# Finally figured it out!



## koacrazy (Jul 11, 2012)

A couple of weeks ago I asked you guys to help me solve a problem. Im trying to cut perfect diamond shapes from 1/8 inch or thinner veneers and my machines are too powerful and splinter the wood. You guy led me to a veneer saw which only works on 1/64 but takes forever on slightly thicker stock. Plus the diamonds i'm cutting are only 2''x1'' and that saw is not the best for small work. It works beston long strokes cutting big sheets of veneer.
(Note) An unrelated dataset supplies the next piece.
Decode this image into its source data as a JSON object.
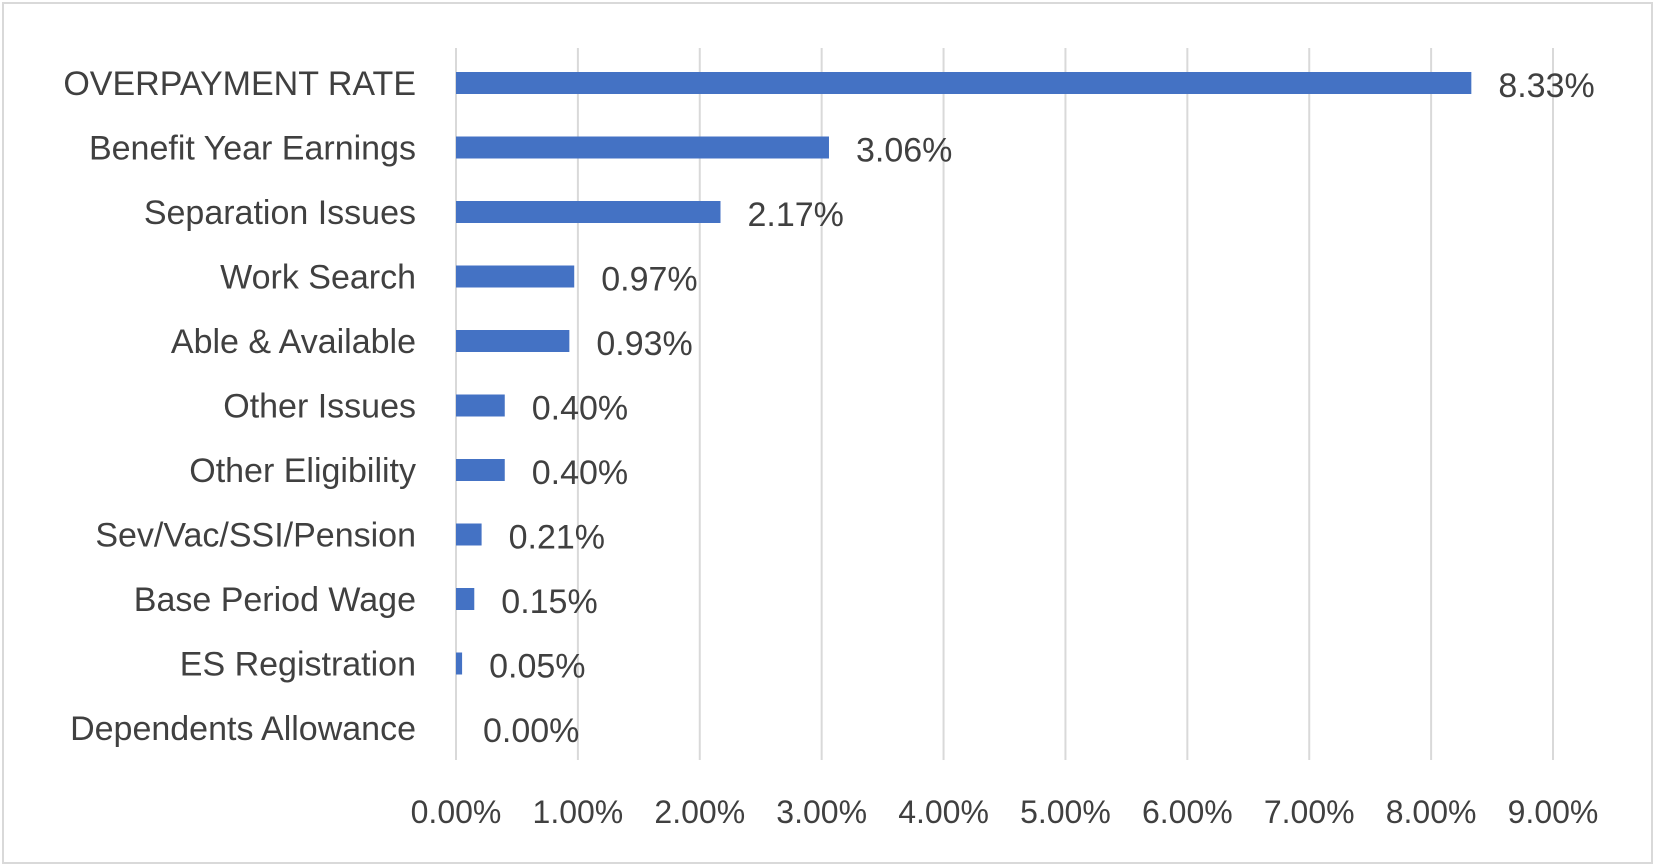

So how did I solve the problem? I made a diamond shape the exact size I want w several spares, out of 1/8 inch sheet metal. I then can use any of my saws to cut a piece slightly bigger than the diamond. Since its bigger, the splintered edges don't matter. I then attach that piece to the metal diamond with double sided tape. It overlaps on all 4 sides by a 1/4 inch or so. Then I simply grind down all 4 sides on my belt sander and the sheet metal acts as a stopper. I just kinda zap it on all 4 sides and the diamonds come out perfectly and fit together to make cube shapes w out gaps….I don't know where to find my original question on the forum as i'm not to high tech savvy but to all who offered advice…..thank you….dave


----------